The university has following departments:
- Civil Engineering
- Mechanical Engineering
- Electrical Engineering
- Technologies
- Department of computer science & IT
- Department of Mathematics
- Department of Pharmacy
- Department of Art & Design
- Department of Education
- Department of Humanities
- Department of Libraries & information sciences
- Department of sports science & Physical education
- Department of Urdu
- Department of English
- Department of Business Administration

==SUIT Distance Education==

As per its Charter, the University has a mandate to offer education through distant/virtual means of education. The program was launched in 2002, which is duly approved by the Higher Education Department of Khyber Pakhtunkhwa. It is registered with the Higher Education Regulatory Authority, KP and recognized by the Higher Education Commission of Pakistan.

Through this program, well established educational institutions located across the provinces of Khyber Pakhtunkhwa, Sindh, AJK, Gilgit-Baltistan and Islamabad Capital Territory have been registered to operate as Distance Education Centres (DECs) as well as Facilitation Centres for the students enrolled through DE program.

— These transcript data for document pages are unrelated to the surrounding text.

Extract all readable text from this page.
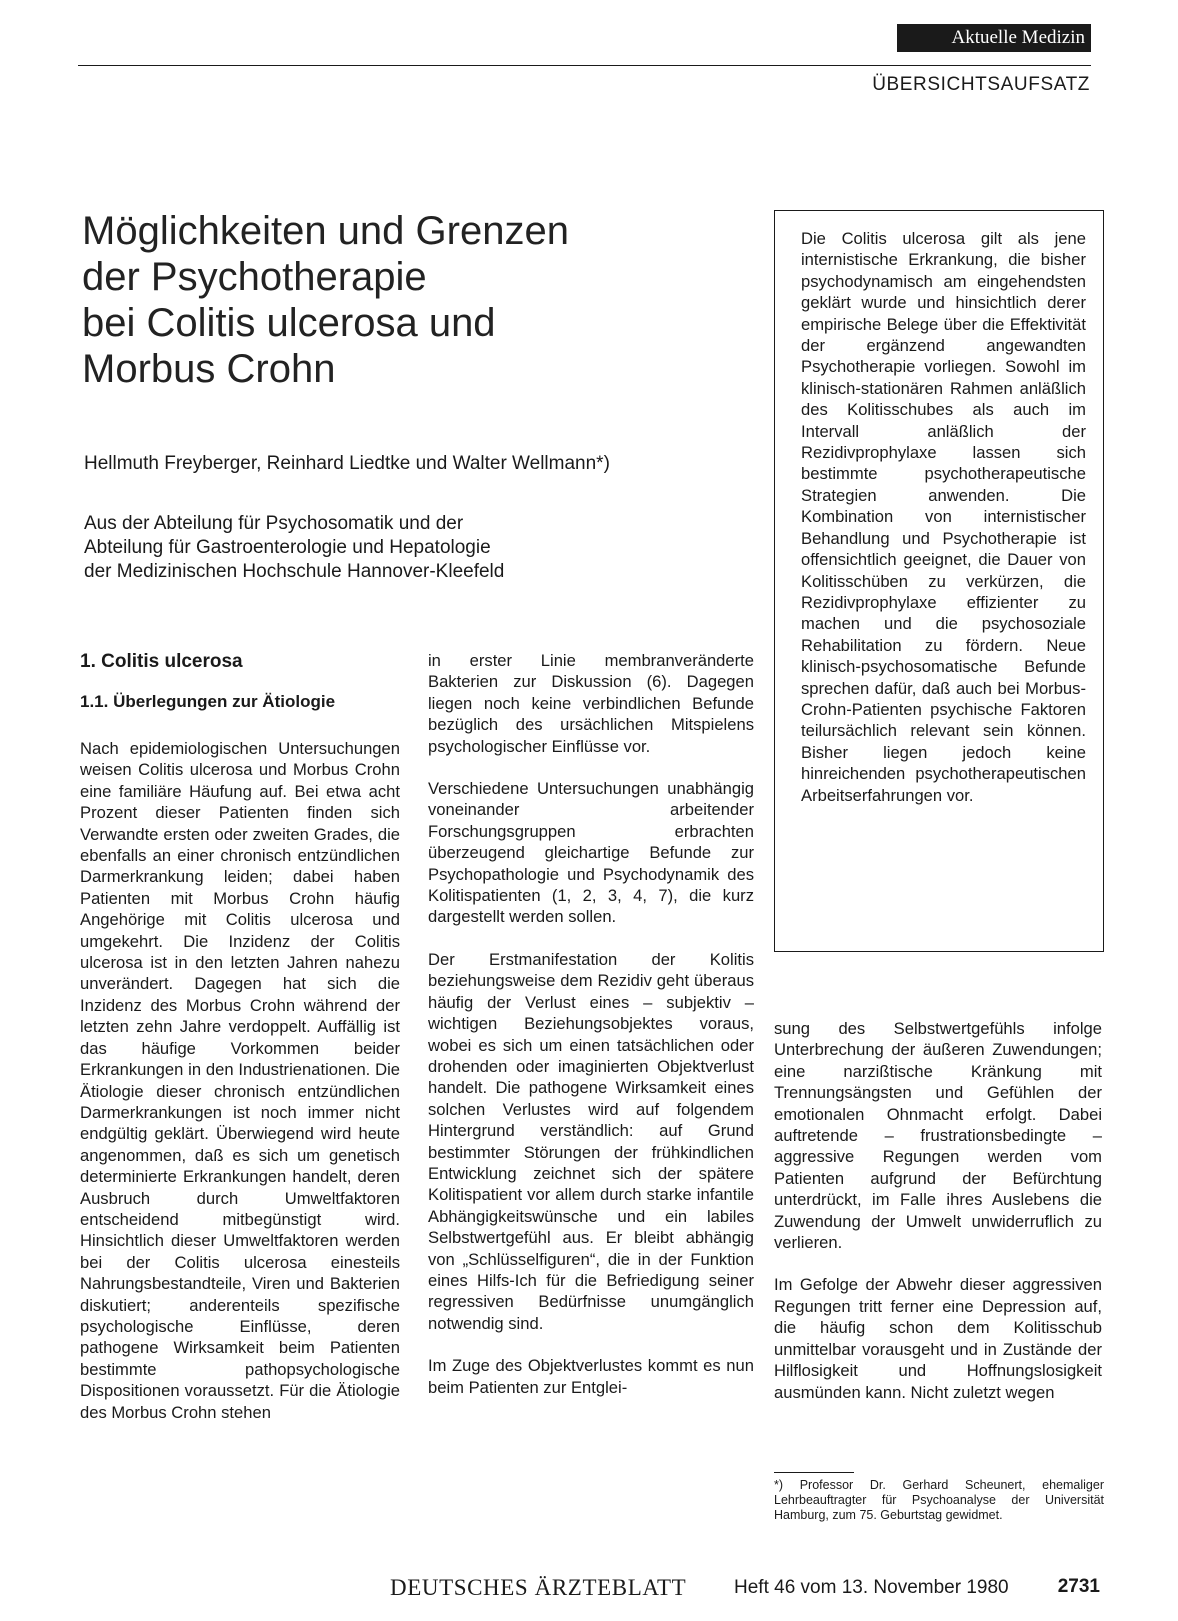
Aktuelle Medizin
ÜBERSICHTSAUFSATZ
Möglichkeiten und Grenzen
der Psychotherapie
bei Colitis ulcerosa und
Morbus Crohn
Hellmuth Freyberger, Reinhard Liedtke und Walter Wellmann*)
Aus der Abteilung für Psychosomatik und der
Abteilung für Gastroenterologie und Hepatologie
der Medizinischen Hochschule Hannover-Kleefeld

Die Colitis ulcerosa gilt als jene internistische Erkrankung, die bisher psychodynamisch am eingehendsten geklärt wurde und hinsichtlich derer empirische Belege über die Effektivität der ergänzend angewandten Psychotherapie vorliegen. Sowohl im klinisch-stationären Rahmen anläßlich des Kolitisschubes als auch im Intervall anläßlich der Rezidivprophylaxe lassen sich bestimmte psychotherapeutische Strategien anwenden. Die Kombination von internistischer Behandlung und Psychotherapie ist offensichtlich geeignet, die Dauer von Kolitisschüben zu verkürzen, die Rezidivprophylaxe effizienter zu machen und die psychosoziale Rehabilitation zu fördern. Neue klinisch-psychosomatische Befunde sprechen dafür, daß auch bei Morbus-Crohn-Patienten psychische Faktoren teilursächlich relevant sein können. Bisher liegen jedoch keine hinreichenden psychotherapeutischen Arbeitserfahrungen vor.

1. Colitis ulcerosa
1.1. Überlegungen zur Ätiologie

Nach epidemiologischen Untersuchungen weisen Colitis ulcerosa und Morbus Crohn eine familiäre Häufung auf. Bei etwa acht Prozent dieser Patienten finden sich Verwandte ersten oder zweiten Grades, die ebenfalls an einer chronisch entzündlichen Darmerkrankung leiden; dabei haben Patienten mit Morbus Crohn häufig Angehörige mit Colitis ulcerosa und umgekehrt. Die Inzidenz der Colitis ulcerosa ist in den letzten Jahren nahezu unverändert. Dagegen hat sich die Inzidenz des Morbus Crohn während der letzten zehn Jahre verdoppelt. Auffällig ist das häufige Vorkommen beider Erkrankungen in den Industrienationen. Die Ätiologie dieser chronisch entzündlichen Darmerkrankungen ist noch immer nicht endgültig geklärt. Überwiegend wird heute angenommen, daß es sich um genetisch determinierte Erkrankungen handelt, deren Ausbruch durch Umweltfaktoren entscheidend mitbegünstigt wird. Hinsichtlich dieser Umweltfaktoren werden bei der Colitis ulcerosa einesteils Nahrungsbestandteile, Viren und Bakterien diskutiert; anderenteils spezifische psychologische Einflüsse, deren pathogene Wirksamkeit beim Patienten bestimmte pathopsychologische Dispositionen voraussetzt. Für die Ätiologie des Morbus Crohn stehen

in erster Linie membranveränderte Bakterien zur Diskussion (6). Dagegen liegen noch keine verbindlichen Befunde bezüglich des ursächlichen Mitspielens psychologischer Einflüsse vor.

Verschiedene Untersuchungen unabhängig voneinander arbeitender Forschungsgruppen erbrachten überzeugend gleichartige Befunde zur Psychopathologie und Psychodynamik des Kolitispatienten (1, 2, 3, 4, 7), die kurz dargestellt werden sollen.

Der Erstmanifestation der Kolitis beziehungsweise dem Rezidiv geht überaus häufig der Verlust eines – subjektiv – wichtigen Beziehungsobjektes voraus, wobei es sich um einen tatsächlichen oder drohenden oder imaginierten Objektverlust handelt. Die pathogene Wirksamkeit eines solchen Verlustes wird auf folgendem Hintergrund verständlich: auf Grund bestimmter Störungen der frühkindlichen Entwicklung zeichnet sich der spätere Kolitispatient vor allem durch starke infantile Abhängigkeitswünsche und ein labiles Selbstwertgefühl aus. Er bleibt abhängig von „Schlüsselfiguren“, die in der Funktion eines Hilfs-Ich für die Befriedigung seiner regressiven Bedürfnisse unumgänglich notwendig sind.

Im Zuge des Objektverlustes kommt es nun beim Patienten zur Entglei-

sung des Selbstwertgefühls infolge Unterbrechung der äußeren Zuwendungen; eine narzißtische Kränkung mit Trennungsängsten und Gefühlen der emotionalen Ohnmacht erfolgt. Dabei auftretende – frustrationsbedingte – aggressive Regungen werden vom Patienten aufgrund der Befürchtung unterdrückt, im Falle ihres Auslebens die Zuwendung der Umwelt unwiderruflich zu verlieren.

Im Gefolge der Abwehr dieser aggressiven Regungen tritt ferner eine Depression auf, die häufig schon dem Kolitisschub unmittelbar vorausgeht und in Zustände der Hilflosigkeit und Hoffnungslosigkeit ausmünden kann. Nicht zuletzt wegen

*) Professor Dr. Gerhard Scheunert, ehemaliger Lehrbeauftragter für Psychoanalyse der Universität Hamburg, zum 75. Geburtstag gewidmet.
DEUTSCHES ÄRZTEBLATT	Heft 46 vom 13. November 1980	2731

The Governments of Baluchistan and KP have also granted NOCs to launch Distance Education Program in the major cities of Baluchistan and newly merged FATA districts, respectively, which will soon be materialized.

==Islamabad campus==

The Islamabad campus is located in Chatta Bakhtawar and is composed of three faculties which are:
- Faculty of sciences, Computer Sciences & IT
- Faculty of Life Sciences
- Faculty of Art, Social Sciences & Education
The Islamabad campus is Chartered by Government and recognised by Higher Education Commission, accredited by Allied Health professional council, National computing Education accreditation council, Pakistan Nursing & Midwifery council & Pharmacy council of Pakistan.
==UAE sub campus==
Sarhad University established a sub campus in Ras al-Khaimah, UAE in 2017 which is approved by the HEC, Pakistan and licensed by the Government of Ras Al Khaimah, UAE.